Un autre passage du « Sorogate » choque beaucoup en Côte d’Ivoire. Il s’agit du moment où Soro annonce à Bassolé son projet de supprimer physiquement deux hommes politiques burkinabè. « Quand on aura fini tout ça, il y a deux personnes que tu dois accepter que moi, je “règle”. Y a Salif Diallo [ancien proche collaborateur de Blaise Compaoré, puis opposant à partir de 2014 – ndlr] et un Sy, là [Chérif Sy, président de l’Assemblée nationale – ndlr]. Ça, je ne peux pas laisser, non, non, non ! Ces gens-là ne peuvent pas vivre et puis vous allez être tranquilles », explique Soro.

L’ancien chef rebelle ajoute : « Est-ce que tu imagines qu’on aurait pu faire ce que l’on est en train de faire si Tagro et IB étaient vivants ? » Désiré Tagro a été le dernier secrétaire général de la présidence de Laurent Gbagbo. Le 11 avril 2011, jour de l’arrestation de ce dernier à Abidjan, il a reçu une balle dans la mâchoire, tirée à bout portant par un soldat des Forces républicaines de Côte d’Ivoire (FRCI), l’armée créée en mars 2011 par Alassane Ouattara, comprenant alors essentiellement des éléments des Forces nouvelles de Soro. Tagro est décédé le lendemain, 12 avril. Étant donné qu’il avait été pendant plusieurs années au cœur de négociations menées entre Gbagbo et Compaoré, parrain des Forces nouvelles, ses proches ont estimé qu’il n’avait pas été visé par hasard. Ce que dit Soro à Bassolé dans cet enregistrement tend à confirmer qu’ils ne s’étaient pas trompés.

Quant à l’autre personnalité citée par le président de l’Assemblée nationale, il s’agit de l’ex-sergent-chef ivoirien Ibrahim Coulibaly, dit IB. Un temps proche de Compaoré et Ouattara, IB a été le créateur de la rébellion des Forces nouvelles. En 2010-2011, il a commandé un groupe de civils armés, le « Commando invisible », qui a combattu l’armée régulière à Abidjan, avec l’objectif de faire partir Gbagbo. Il est mort le 27 avril 2011. La version officielle, soutenue par Ouattara et Soro, affirme qu’il a été tué dans des affrontements armés.
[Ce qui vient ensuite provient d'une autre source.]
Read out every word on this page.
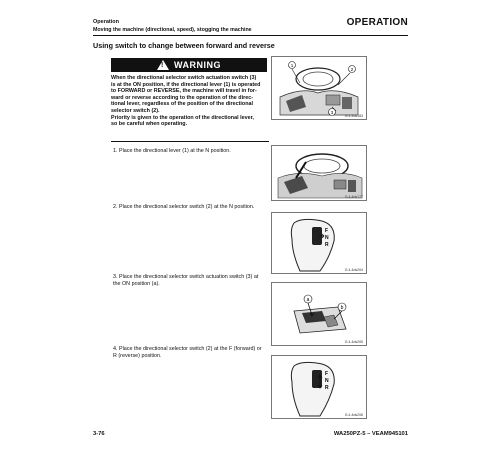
Operation
Moving the machine (directional, speed), stogging the machine
OPERATION
Using switch to change between forward and reverse
! WARNING
When the directional selector switch actuation switch (3)
is at the ON position, if the directional lever (1) is operated
to FORWARD or REVERSE, the machine will travel in for-
ward or reverse according to the operation of the direc-
tional lever, regardless of the position of the directional
selector switch (2).
Priority is given to the operation of the directional lever,
so be careful when operating.
1. Place the directional lever (1) at the N position.
2. Place the directional selector switch (2) at the N position.
3. Place the directional selector switch actuation switch (3) at the ON position (a).
4. Place the directional selector switch (2) at the F (forward) or R (reverse) position.
1
2
3
G.4-4ds183
G.4-4ds177
F
N
R
G.4-4ds204
a
b
G.4-4ds205
F
N
R
G.4-4ds206
3-76	WA250PZ-5 – VEAM945101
Des témoignages précis indiquent qu’IB a été en réalité torturé et liquidé par les ex-chefs de guerre des Forces nouvelles, devenues FRCI et commandées par Soro (pour plus de détails, voir France Côte d’Ivoire, une histoire tronquée). Le « Sorogate » donnerait donc un élément de plus sur la réalité de ce crime de guerre.

Pour beaucoup en Côte d'Ivoire, la réputation de Guillaume Soro n’est plus à faire. Celle-ci a commencé à se forger dans les années 1990 à l’université d’Abidjan, au sein de la Fédération des étudiants et scolaires de Côte d’Ivoire (FESCI), un syndicat étudiant proche du Front populaire ivoirien, le parti socialiste fondé par Gbagbo. Soro, étudiant en anglais, est devenu secrétaire général de cette organisation en 1995. Selon des observateurs, c’est sous sa direction que la FESCI a commencé à utiliser des méthodes violentes pour imposer sa loi au sein de l’université.

Soro s’est ensuite rapproché du Rassemblement des républicains (RDR), le parti de Ouattara. Puis il a rejoint IB, installé au Burkina Faso avec d’autres ex-militaires ivoiriens. IB, auteur du coup d’État de 1999 contre le président Henri Konan Bédié avant d’être écarté par le général Robert Gueï, se préparait alors avec ses camarades à attaquer de nouveau la Côte d’Ivoire, avec l’appui de Blaise Compaoré. Soro a suivi le mouvement : il a participé à leur tentative de coup d’État du 19 septembre 2002 contre Gbagbo. L’opération a échoué, mais ils ont réussi à s’emparer de 60 % du territoire ivoirien et à couper le pays en deux.